Adults with a healthy weight but a sedentary lifestyle may have the same risk for heart attacks or strokes as people who are overweight.

A recent study suggests that normal-weight people who spent much of the day sitting but still hit minimum recommended weekly exercise targets of 150 minutes of moderate activity had about a 58 percent lower risk of a heart attack or stroke than overweight people.

But when individuals with a normal weight sat around most of the time and got very little exercise, their risk of serious cardiac events wasn’t significantly different from that of overweight people.

“Being at normal weight is not sufficient to be healthy,” said lead study author Arch Mainous of the University of Florida in Gainesville.

“This matters for patients because they may get a false sense of security by just looking at the number on the scale,” Mainous said by email. “A sedentary lifestyle can erode the advantage of a healthy weight and increase the cardiovascular risk to that of their overweight counterparts.”
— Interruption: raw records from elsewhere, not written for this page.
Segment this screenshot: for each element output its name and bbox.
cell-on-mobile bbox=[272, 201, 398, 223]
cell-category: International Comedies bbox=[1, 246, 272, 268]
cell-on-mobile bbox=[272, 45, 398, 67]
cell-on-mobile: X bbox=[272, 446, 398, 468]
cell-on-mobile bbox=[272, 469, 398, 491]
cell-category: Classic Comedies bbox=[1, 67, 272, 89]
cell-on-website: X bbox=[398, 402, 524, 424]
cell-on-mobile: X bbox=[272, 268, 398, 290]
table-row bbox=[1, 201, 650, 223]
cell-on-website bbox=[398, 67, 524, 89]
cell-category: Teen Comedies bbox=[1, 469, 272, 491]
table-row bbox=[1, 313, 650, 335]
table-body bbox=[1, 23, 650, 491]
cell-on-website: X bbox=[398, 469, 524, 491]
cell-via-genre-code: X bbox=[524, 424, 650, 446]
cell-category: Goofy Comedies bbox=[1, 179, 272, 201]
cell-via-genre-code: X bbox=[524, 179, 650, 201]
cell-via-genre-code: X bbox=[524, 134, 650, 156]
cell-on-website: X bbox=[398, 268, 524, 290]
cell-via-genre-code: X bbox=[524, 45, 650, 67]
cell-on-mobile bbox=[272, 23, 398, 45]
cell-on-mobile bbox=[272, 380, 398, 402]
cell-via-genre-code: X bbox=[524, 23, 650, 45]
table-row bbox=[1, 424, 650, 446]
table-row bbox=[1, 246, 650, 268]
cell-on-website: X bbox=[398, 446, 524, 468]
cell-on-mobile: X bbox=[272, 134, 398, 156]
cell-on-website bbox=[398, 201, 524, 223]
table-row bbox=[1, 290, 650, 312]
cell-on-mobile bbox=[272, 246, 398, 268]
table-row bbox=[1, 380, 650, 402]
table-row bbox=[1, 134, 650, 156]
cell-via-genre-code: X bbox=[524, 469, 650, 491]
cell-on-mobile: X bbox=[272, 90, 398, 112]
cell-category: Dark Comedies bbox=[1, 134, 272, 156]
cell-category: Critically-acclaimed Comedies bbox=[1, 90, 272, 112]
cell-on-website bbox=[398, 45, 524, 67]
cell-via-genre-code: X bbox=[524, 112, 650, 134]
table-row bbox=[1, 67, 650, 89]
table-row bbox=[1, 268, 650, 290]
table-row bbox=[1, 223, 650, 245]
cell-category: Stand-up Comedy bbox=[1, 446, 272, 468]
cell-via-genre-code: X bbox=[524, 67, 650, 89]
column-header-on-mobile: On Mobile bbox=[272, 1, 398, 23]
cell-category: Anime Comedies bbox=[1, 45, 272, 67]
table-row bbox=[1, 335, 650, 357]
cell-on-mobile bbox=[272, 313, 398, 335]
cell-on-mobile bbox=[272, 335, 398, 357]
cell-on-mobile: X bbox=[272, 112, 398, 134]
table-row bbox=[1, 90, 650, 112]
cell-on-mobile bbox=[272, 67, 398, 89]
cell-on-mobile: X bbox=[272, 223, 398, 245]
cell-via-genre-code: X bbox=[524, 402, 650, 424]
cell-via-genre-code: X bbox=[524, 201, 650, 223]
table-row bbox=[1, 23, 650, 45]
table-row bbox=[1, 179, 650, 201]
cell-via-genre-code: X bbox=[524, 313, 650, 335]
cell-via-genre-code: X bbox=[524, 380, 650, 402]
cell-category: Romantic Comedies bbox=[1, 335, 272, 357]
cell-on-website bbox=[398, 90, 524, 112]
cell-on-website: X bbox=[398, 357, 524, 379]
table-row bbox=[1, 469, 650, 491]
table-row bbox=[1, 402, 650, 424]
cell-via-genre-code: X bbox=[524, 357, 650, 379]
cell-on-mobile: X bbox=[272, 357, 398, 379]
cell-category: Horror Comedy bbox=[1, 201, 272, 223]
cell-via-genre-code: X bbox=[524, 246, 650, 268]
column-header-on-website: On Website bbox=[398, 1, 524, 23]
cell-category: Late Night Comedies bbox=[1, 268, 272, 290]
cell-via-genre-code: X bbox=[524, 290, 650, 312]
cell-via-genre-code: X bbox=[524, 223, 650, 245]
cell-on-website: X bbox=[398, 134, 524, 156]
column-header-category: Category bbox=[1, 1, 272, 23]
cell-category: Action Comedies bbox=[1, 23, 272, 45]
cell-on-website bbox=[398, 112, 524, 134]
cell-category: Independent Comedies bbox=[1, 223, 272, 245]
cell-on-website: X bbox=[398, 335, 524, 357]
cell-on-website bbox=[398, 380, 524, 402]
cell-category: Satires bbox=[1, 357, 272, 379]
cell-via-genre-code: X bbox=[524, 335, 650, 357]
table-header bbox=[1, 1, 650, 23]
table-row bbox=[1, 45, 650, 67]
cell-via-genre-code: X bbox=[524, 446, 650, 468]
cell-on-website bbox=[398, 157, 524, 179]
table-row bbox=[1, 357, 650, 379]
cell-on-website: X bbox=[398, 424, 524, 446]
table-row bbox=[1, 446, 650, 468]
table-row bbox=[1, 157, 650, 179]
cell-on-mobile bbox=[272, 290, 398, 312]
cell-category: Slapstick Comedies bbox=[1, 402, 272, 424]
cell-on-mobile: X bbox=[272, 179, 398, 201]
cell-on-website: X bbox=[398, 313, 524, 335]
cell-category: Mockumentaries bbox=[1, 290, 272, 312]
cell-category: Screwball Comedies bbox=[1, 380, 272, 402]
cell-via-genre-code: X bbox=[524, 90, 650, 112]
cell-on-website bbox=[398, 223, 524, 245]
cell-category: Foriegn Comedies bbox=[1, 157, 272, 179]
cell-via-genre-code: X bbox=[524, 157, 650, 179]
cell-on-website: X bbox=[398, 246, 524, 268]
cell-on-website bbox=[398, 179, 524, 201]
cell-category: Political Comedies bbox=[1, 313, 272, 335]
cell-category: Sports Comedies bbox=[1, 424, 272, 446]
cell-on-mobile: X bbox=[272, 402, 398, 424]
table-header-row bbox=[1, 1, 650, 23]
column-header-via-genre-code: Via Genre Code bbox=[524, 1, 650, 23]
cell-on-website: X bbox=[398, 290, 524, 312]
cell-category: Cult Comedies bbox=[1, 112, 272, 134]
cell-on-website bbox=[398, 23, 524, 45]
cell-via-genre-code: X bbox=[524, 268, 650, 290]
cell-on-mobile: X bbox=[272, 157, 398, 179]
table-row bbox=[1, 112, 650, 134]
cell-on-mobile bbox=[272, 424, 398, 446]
When people are sedentary - especially in middle age and beyond - they lose lean muscle mass and cardiorespiratory fitness, Mainous said.

Participants in the current study were ages 40 to 79, without a history of heart disease. Researchers used the standard American College of Cardiology/American Heart Association risk-factor calculator (www.cvriskcalculator.com/) to assess people's risk of events like heart attacks and strokes. A high risk was at least a 7.5 percent chance of this happening over the next decade. A "low risk" was a less than 7.5 percent chance.